Advanced ggplot

Andy Grogan-Kaylor

2021-10-27

Simulated Data From Social Service Agency

These are simulated data designed to be similar to the data that might come from a social service agency.

The data contain the following (simulated) variables: “ID”, “age”, “gender”, “race_ethnicity”, “family_income”, “program”, “mental_health_T1”, “mental_health_T2”, “latitude”, “longitude”.

The mental health variables are scaled to have an average of 100. Lower numbers indicate lower mental health, while higher numbers indicate higher mental health.

There are some differences in mental health status in the data and an interesting exercise could be to use software like Excel, Google Sheets, Tableau or R to try to see which factors predict these differences.

The Data

load("clients.RData")

Review of Basic ggplot

  1. data
  2. aesthetic
  3. geometry
library(ggplot2) # call the library
ggplot(clients,
       aes(x = program,
           y = mental_health_T2)) +
  stat_summary(fun = mean, # summarizing y 
               geom = "bar") # with bars

Alternate Geometries

Points

ggplot(clients,
       aes(x = program,
           y = mental_health_T2)) +
  geom_point()

Jittered Points

ggplot(clients,
       aes(x = program,
           y = mental_health_T2)) +
  geom_jitter()

Dotplots

# install.packages("ggdist")

library(ggdist) # distribution plots

ggplot(clients,
       aes(x = program,
           y = mental_health_T2)) +
   stat_dots() # dotplot geometry

Boxplots

ggplot(clients,
       aes(x = program,
           y = mental_health_T2)) +
   geom_boxplot() # boxplot geometry

Use of Color

Color As An Aesthetic Element

e.g. U.N. Blue.

Here the use of color adds aesthetic appeal. We do this by placing color in the geometry.

ggplot(clients,
       aes(x = program,
           y = mental_health_T2)) +
   stat_dots(fill = "#009edb") # dotplot geometry

Color As Information

Compare the minimal and maximal philosophies.

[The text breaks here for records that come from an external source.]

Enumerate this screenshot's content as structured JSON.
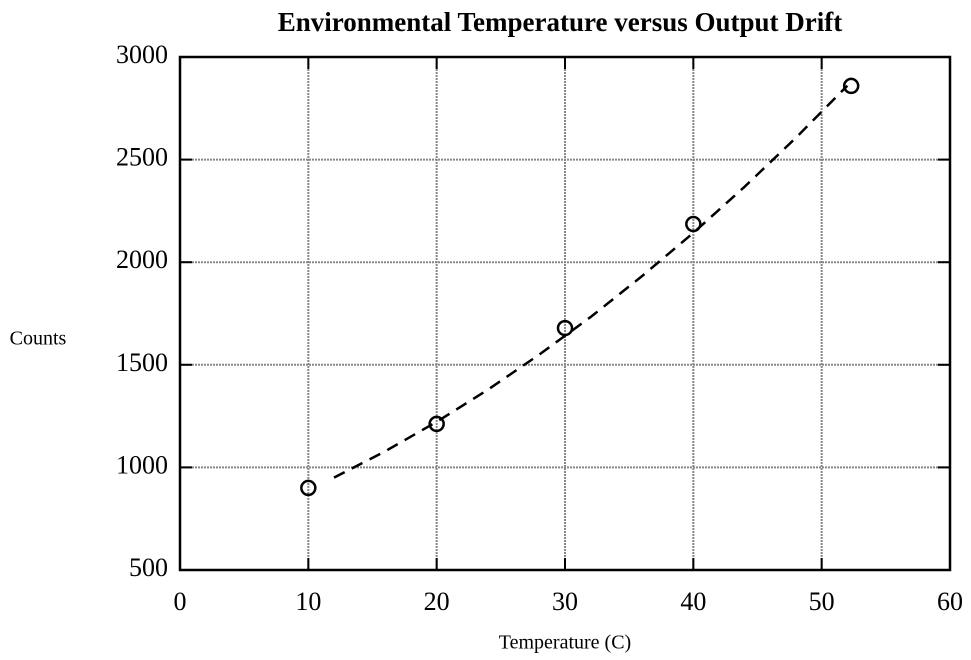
{
  "chart_data": {
    "type": "scatter",
    "title": "Environmental Temperature versus Output Drift",
    "x_label": "Temperature (C)",
    "y_label": "Counts",
    "xlim": [
      0,
      60
    ],
    "xticks": [
      0,
      10,
      20,
      30,
      40,
      50,
      60
    ],
    "ylim": [
      500,
      3000
    ],
    "yticks": [
      500,
      1000,
      1500,
      2000,
      2500,
      3000
    ],
    "grid": true,
    "series": [
      {
        "color": "#000000",
        "marker": "circle",
        "x": [
          10,
          20,
          30,
          40,
          52.3
        ],
        "values": [
          900,
          1212,
          1679,
          2186,
          2859
        ]
      },
      {
        "color": "#000000",
        "line_style": "dashed",
        "x": [
          12,
          16,
          20,
          24,
          28,
          32,
          36,
          40,
          44,
          48,
          52
        ],
        "values": [
          950,
          1079,
          1222,
          1379,
          1550,
          1733,
          1932,
          2143,
          2368,
          2607,
          2860
        ]
      }
    ]
  }
}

Here, we place color in the aesthetic so that color adds additional information, i.e. the gender of respondents.

ggplot(clients,
       aes(x = program,
           fill = gender, # color as `information`
           y = mental_health_T2)) +
   stat_dots() # dotplot geometry

Color Palettes

viridis color palette

ggplot(clients,
       aes(x = program,
           fill = gender, # color as `information`
           y = mental_health_T2)) +
  stat_dots() + # dotplot geometry
  scale_fill_viridis_d()

Coordinate Systems

Flipping The Coordinates

ggplot(clients,
       aes(x = program,
           fill = gender, # color as `information`
           y = mental_health_T2)) +
  stat_dots() + # dotplot geometry
  scale_fill_viridis_d() +
  coord_flip()

Small Multiples

ggplot(clients,
       aes(x = program,
           fill = gender, # color as `information`
           y = mental_health_T2)) +
  stat_dots() + # dotplot geometry
  scale_fill_viridis_d() +
  coord_flip() +
  facet_wrap(~neighborhood)

Titles, Labels and Theming

ggplot(clients,
       aes(x = program,
           fill = gender, # color as `information`
           y = mental_health_T2)) +
  stat_dots() + # dotplot geometry
  scale_fill_viridis_d() +
  coord_flip() +
  labs(title = "Program Enrollment",
       subtitle = "By Gender Identity",
       caption = "Higher Mental Health Scores Are Better",
       y = "Mental Health At Time 2",
       x = "Program") +
  theme_minimal() +
  theme(plot.title = element_text(size = rel(1.5),
                             color = "darkblue"))